On the contrary, collagen wound dressing is not only an important activator for platelet adhesion after heavier bleeding, but also serves as an ideal substrate to promote wound maturation by alignment with native wound bed. Therefore, the collagen wound dressing combined with alginate material can have the structural support of collagen and the gel-forming properties of alginate, and then to be more effective in wound management.
What is bovine collagen wound dressing?
Collagen wound dressings are made up of collagen obtained from various sources such as bovine, porcine, marine, equine and where bovine and porcine are among the most common. There is a high demand for bovine based collagen wound dressing instead of using porcine due to certain religious beliefs. Bovine collagen displays low immunogenicity and positive characteristics with limited immune response.
Can bovine collagen wound dressing be used on patients with allergies to animal products?
The collagen derived from animal tissue is biocompatible and safe in clinical use after removing the telopeptide which is a potential risk for immune response. However, it is still not recommended to use collagen wound dressing made of animal sources in the patient with severe allergy history or hypersensitive to animal derived products, such as bovine or porcine.
Are there any side effects or risks associated with using collagen wound dressing?
The collagen based biomedical products are in the form of scaffolds, haemostats, skin grafts and wound dressings. Biocompatibility, low risk of infection and low immunogenicity strongly supported the usage of collagen wound dressing in the wound management.
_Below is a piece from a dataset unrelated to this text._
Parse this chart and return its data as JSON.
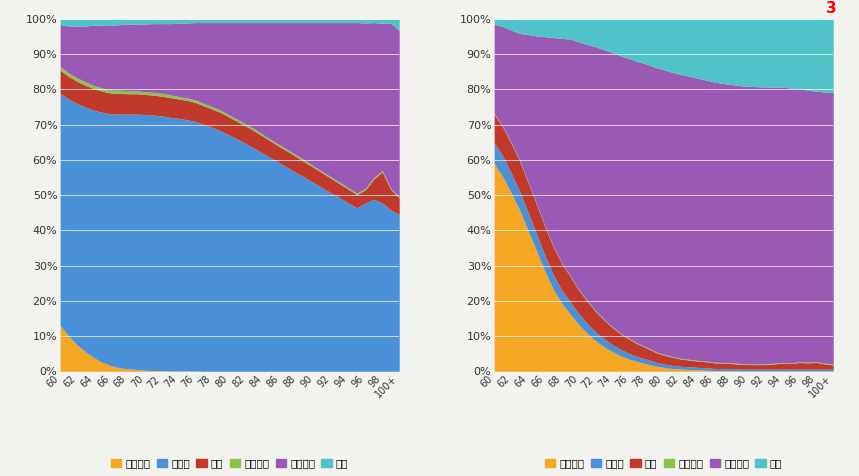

How to choose the best collagen wound dressing?
The best collagen wound dressing is expected to be with the following requirements:
- Non-allergenic, non-sensitizing
The collagen wound dressing is mostly prepared from animal sources, therefore the scientific verification such as the removal of telopeptide and virus inactivation during the development of collagen wound dressing will be critical on the safety in clinical use.
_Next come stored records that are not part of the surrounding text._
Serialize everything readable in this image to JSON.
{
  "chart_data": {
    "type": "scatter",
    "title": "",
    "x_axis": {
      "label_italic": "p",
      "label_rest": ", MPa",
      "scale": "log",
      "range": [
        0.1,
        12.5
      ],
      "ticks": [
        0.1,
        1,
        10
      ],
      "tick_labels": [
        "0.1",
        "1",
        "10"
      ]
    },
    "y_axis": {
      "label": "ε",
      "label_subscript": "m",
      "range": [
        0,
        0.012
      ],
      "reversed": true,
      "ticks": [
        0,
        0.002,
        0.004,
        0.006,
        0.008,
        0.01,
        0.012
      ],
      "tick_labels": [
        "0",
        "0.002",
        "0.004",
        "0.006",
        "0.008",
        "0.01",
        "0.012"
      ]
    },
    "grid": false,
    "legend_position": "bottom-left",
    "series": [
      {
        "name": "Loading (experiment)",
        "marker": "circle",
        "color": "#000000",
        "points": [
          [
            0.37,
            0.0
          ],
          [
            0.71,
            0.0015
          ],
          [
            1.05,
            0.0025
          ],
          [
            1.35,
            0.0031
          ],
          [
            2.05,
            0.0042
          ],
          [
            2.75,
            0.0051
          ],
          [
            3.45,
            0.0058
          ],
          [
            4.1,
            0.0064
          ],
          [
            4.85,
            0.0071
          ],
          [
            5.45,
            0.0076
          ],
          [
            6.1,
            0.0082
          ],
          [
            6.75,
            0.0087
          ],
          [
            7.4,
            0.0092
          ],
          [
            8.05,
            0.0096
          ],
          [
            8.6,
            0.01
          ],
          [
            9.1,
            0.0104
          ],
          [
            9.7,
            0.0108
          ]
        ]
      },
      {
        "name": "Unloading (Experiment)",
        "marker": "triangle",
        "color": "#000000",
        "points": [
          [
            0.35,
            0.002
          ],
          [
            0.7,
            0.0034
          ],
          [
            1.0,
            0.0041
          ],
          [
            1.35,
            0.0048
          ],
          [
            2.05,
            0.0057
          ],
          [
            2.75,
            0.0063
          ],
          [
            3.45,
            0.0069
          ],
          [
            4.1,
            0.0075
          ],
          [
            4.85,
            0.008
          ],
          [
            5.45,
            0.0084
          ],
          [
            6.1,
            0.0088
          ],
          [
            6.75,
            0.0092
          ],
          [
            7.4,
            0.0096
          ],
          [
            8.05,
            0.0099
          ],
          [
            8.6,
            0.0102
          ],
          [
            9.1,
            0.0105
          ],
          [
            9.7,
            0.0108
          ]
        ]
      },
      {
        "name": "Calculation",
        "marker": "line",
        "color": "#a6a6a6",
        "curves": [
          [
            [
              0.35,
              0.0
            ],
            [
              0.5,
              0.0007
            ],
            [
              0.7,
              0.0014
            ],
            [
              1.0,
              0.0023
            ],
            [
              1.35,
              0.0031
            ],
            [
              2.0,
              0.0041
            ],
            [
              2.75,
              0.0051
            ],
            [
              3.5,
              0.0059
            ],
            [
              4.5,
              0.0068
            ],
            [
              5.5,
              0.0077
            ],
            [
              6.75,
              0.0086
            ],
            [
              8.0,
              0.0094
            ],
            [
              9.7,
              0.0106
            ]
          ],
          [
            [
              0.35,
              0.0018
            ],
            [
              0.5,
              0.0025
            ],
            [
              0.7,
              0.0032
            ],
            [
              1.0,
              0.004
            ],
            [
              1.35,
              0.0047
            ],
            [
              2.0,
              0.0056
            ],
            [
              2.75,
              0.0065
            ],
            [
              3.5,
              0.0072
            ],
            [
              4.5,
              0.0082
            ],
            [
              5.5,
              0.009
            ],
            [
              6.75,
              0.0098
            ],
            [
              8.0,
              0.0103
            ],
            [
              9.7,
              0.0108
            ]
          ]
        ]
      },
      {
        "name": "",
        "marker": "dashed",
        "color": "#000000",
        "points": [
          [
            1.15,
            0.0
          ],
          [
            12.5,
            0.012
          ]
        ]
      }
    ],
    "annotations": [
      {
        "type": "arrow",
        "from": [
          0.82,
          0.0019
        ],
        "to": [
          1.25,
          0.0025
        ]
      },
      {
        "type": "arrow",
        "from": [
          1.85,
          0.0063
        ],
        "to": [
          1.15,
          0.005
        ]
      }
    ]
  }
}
- Highly hemostatic and moist microenvironment
One of the most important characteristics of collagen wound dressing is excellent hemostatic property contributed from platelet adhesion and exudate absorbed after heavier bleeding. Therefore, the porosity of collagen wound dressing will be the critical index for hemostatic property. In general, the porosity higher than 80% and the exudate absorbed ratio larger than 20 folds its own weight will be more suitable for clinical use.
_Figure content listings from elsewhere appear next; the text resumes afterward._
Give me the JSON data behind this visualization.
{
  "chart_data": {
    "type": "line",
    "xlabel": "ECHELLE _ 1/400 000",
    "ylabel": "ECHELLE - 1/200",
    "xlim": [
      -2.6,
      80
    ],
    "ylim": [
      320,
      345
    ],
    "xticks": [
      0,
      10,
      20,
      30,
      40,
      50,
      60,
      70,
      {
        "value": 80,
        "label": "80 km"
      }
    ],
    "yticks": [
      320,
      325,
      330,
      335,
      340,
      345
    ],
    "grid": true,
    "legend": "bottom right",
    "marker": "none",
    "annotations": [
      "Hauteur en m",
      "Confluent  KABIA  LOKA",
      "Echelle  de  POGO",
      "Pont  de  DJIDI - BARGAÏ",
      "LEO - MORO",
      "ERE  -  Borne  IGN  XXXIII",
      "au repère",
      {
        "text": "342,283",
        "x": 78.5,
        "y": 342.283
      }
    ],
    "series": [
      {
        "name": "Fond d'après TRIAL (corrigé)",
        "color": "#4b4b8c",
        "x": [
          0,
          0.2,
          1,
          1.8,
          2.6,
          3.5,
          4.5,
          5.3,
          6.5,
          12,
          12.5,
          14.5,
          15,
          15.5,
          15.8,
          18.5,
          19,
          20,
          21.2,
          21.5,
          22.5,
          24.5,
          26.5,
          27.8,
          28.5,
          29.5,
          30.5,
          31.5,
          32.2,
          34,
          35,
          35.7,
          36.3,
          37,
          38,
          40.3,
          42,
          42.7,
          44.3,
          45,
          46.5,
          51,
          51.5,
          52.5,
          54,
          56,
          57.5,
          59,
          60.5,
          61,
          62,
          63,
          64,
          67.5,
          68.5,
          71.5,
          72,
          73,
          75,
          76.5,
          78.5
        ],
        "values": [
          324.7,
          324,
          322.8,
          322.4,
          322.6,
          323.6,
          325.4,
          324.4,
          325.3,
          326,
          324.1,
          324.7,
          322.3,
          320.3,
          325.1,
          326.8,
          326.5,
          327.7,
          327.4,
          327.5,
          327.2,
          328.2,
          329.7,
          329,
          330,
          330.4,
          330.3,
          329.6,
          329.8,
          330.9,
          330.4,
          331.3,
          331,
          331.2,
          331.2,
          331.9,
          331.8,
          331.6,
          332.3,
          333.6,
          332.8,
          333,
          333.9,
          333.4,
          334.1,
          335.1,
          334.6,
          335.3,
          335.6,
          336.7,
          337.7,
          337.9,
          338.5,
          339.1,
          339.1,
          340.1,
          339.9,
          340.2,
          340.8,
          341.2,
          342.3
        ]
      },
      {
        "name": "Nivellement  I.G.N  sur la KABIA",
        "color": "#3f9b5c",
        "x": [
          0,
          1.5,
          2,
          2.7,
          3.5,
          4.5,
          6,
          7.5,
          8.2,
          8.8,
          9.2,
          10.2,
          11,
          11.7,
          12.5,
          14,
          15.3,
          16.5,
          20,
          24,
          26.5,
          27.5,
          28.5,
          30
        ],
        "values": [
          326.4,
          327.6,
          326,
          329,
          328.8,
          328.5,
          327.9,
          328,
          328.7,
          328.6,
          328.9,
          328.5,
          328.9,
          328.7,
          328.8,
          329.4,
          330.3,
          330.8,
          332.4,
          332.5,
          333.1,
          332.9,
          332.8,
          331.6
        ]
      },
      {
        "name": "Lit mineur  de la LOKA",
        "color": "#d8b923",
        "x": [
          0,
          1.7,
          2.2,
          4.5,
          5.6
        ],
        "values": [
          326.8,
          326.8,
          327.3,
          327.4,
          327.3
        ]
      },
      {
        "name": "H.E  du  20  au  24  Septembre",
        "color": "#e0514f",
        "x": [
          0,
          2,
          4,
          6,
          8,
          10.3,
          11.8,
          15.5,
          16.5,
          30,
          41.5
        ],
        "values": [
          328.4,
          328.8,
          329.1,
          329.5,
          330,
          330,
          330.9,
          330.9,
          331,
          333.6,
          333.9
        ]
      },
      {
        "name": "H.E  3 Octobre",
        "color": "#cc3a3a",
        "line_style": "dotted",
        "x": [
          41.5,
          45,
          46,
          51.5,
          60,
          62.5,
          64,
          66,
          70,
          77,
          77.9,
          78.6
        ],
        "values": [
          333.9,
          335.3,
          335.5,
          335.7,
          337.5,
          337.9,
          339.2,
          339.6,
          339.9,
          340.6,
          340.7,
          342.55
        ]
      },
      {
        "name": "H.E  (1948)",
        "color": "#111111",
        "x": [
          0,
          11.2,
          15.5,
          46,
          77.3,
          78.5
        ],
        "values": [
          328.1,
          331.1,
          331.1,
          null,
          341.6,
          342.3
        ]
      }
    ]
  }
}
What are contraindications for collagen wound dressing?
There is almost no contraindications for collagen wound dressings. Please do not use the collagen wound dressing on infected wounds or in the patient with severe allergy history or hypersensitive to animal derived products.
How does collagen wound dressing compare to other wound care products in terms of cost-effectiveness and patient outcomes?
There are many clinical trials being used to verify the efficacy of collagen wound dressings, it plays a remarkable role in treatment of wounds such as first-, second- and third-degree burns, diabetic foot ulcers, bed sores, surgical wounds, etc. ref 2 In a comparative study between the treatment of collagen sheet and heparin dressing against second-degree burns, it was concluded that the group treated with collagen showed better results than the group treated with heparin in terms of toleration towards the dressing and overall cost-benefit. One more comparative study between collagen dressing and paraffin gauze on 20 adult patients that require 40 cm2 of the skin by Sreekumar et al., revealed that the group treated with collagen dressing had less pain and high collagen epithelialization was observed at day 10 compared to paraffin gauze.
Ref. 2: Bovine Based Collagen Dressings in Wound Care Management. Journal of Pharmaceutical Research International 2020;32(33):48-63.